Two Parts to the Inflation Story
Inflation is ticking up a bit and is at the high end of a "comfort zone." The major factor in "headline" inflation was higher energy prices...where's the surprise here?
YOY, core inflation is up merely 2.3%, however, three- and six-month annualized changes in core inflation are over 3%...some acceleration from the last few months.
In my view, the recent inflation experience should be thought of in essentially two parts: 1) A short term adjustment of "pass through" inflation. Energy and commodity prices have risen mostly due to "shocks" mostly politically related. Part 2: Secular inflation. This relates to falling productivity and rising wage pressures. This is the more vicious of the sources of inflation in my opinion and the part that seems to be reasonably well contained.
As to Part I Inflation, my guess is that we are in late innings of a speculative blow-off especially in metals like copper. Energy as well seems to be ignoring the current inventories and has already wiped out, at least mentally, a lot of refining capacity and energy production from hurrican season. Who knows what the weather brings, but it seems to me that most of the bullish arguments are specious if not paranoid.
As to Part II Inflation, productivity gains in the first quarter had slowed to the mid 2% range from a long period of mid-3% gains. Nevertheless, productivity gains continue to undermine the prospects for long term inflation pressures. Average hourly wages are starting to show some upward pressure but, in manufacturing, unit labor costs are down about 1.6% YOY. I am more nervous about the dollar's decline and the potential for significant cost pressure from imports. But overall, there seems to be little evidence that we are in for a vicious wage-price spiral, one of the most destructive forces in economics.

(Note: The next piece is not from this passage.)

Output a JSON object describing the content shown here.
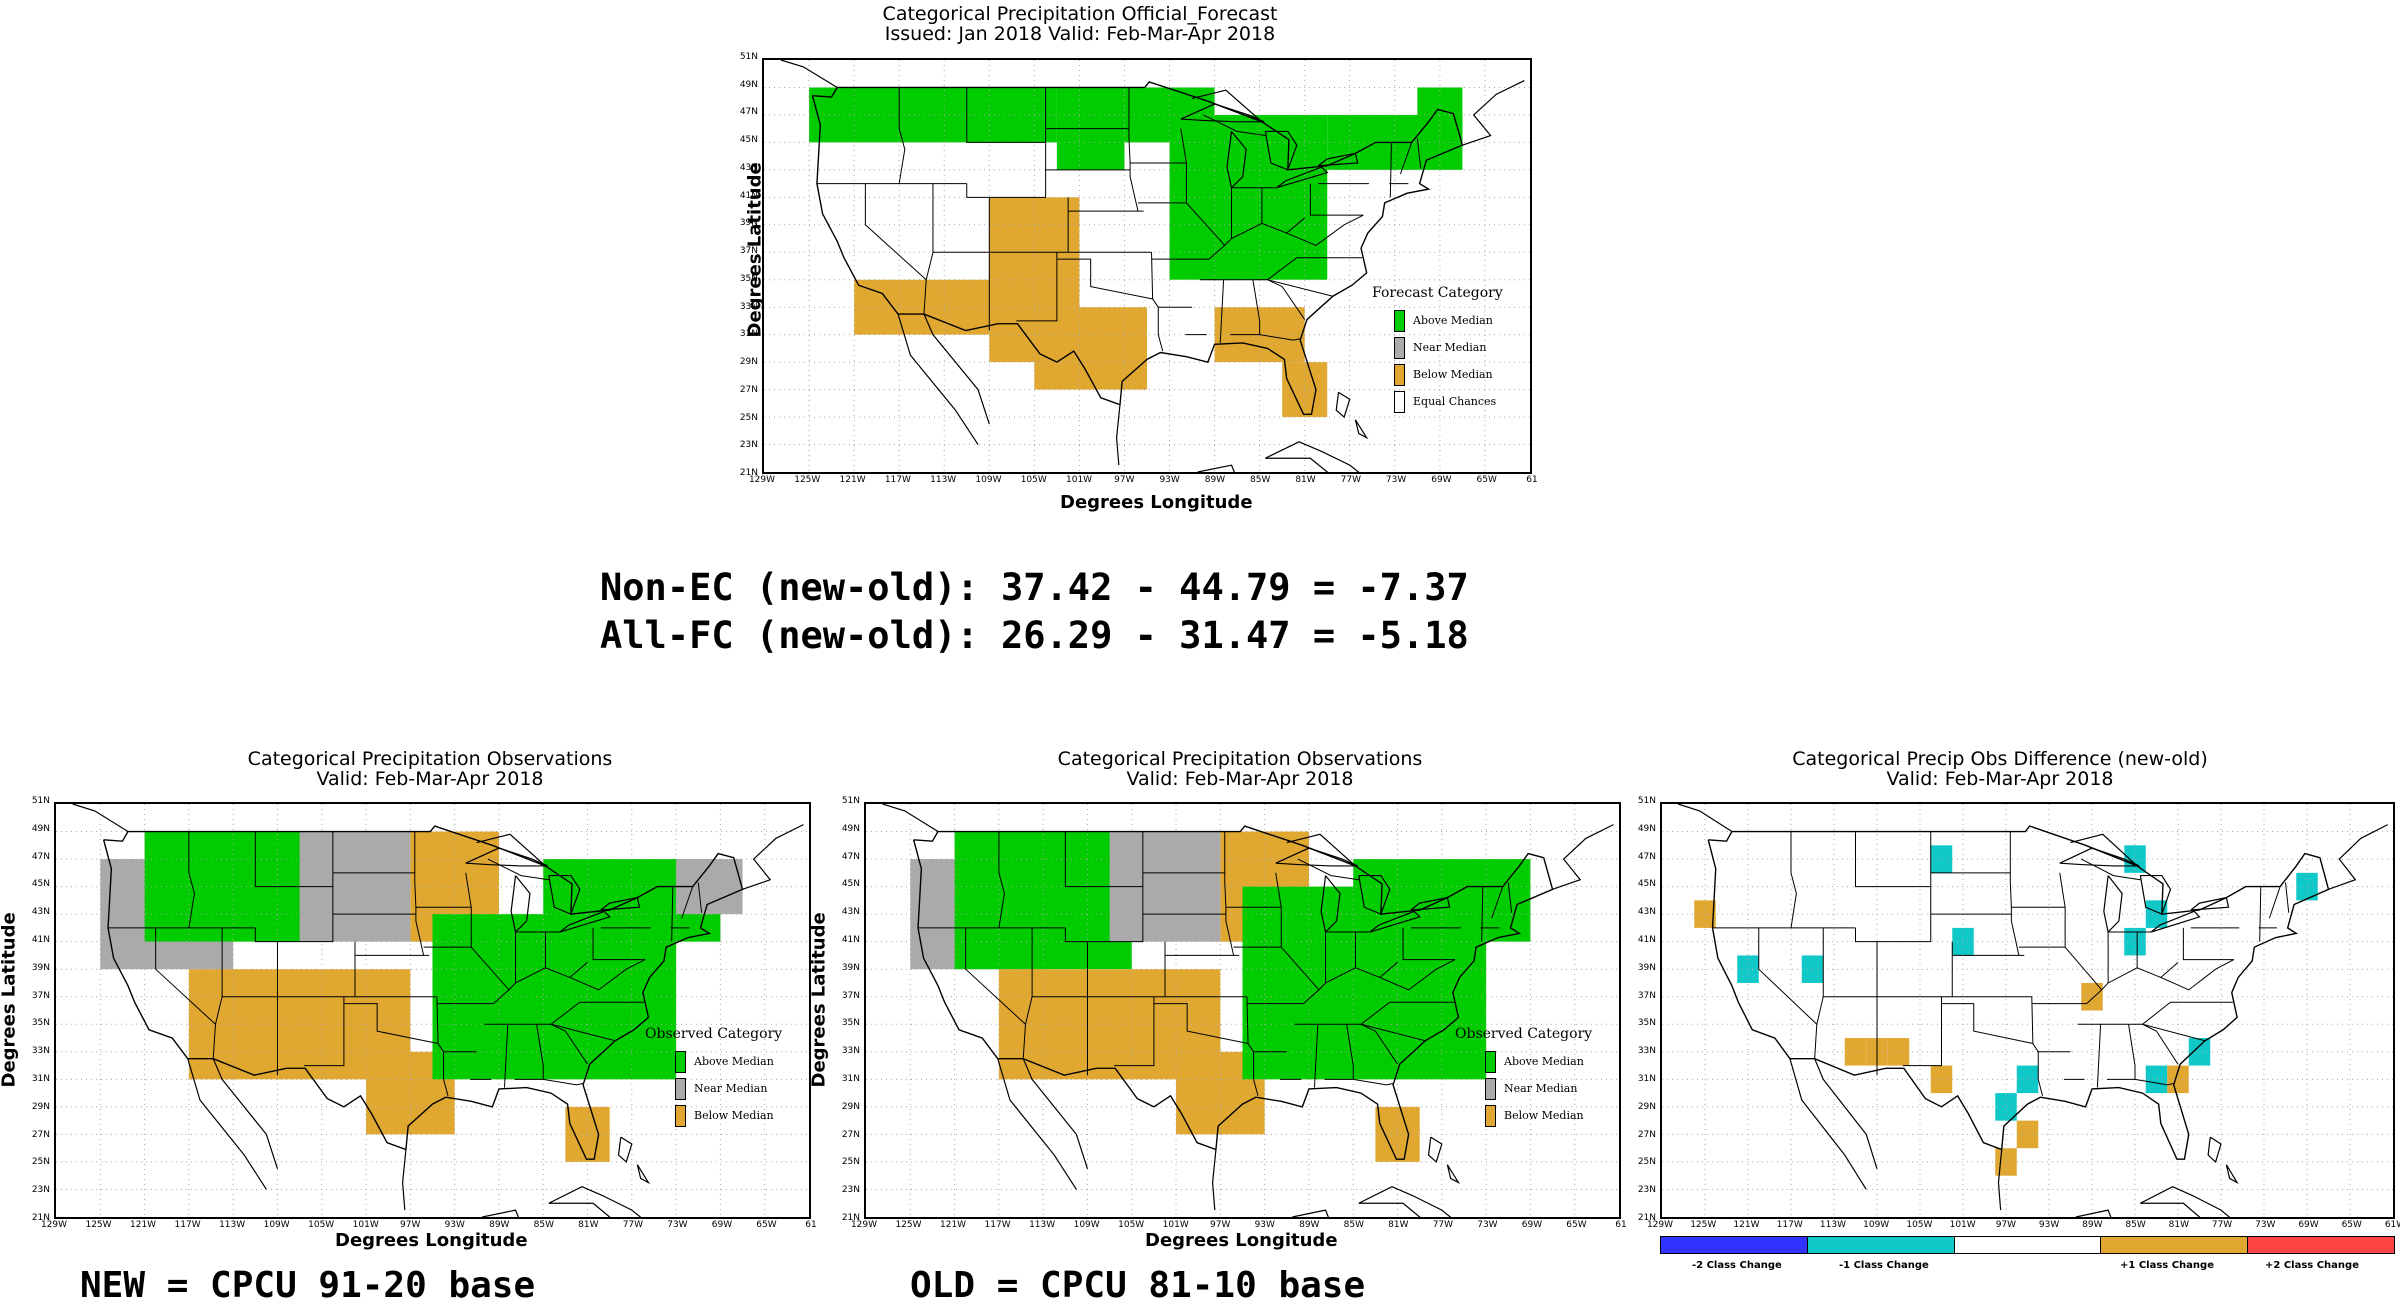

Despite the backdrop of panic and fear that I saw today, it is important to remember that in economic terms, the planet is doing very well. For the first time in some years, the world economy is in a synchronous recovery. Global profitability should be in decent shape.
As I have suggested, don't forget about international stocks in your allocations! Some of our international holdings were down for seemingly no reason today and I believe represent excellent value. Allianz (AZ) and Aegon (AEG) have provided decent earnings results recently, are cheaper than their North American analogs and got hit for 5% today.
Disclaimer: I, my family and clients have current positions in Allianz and Aegon.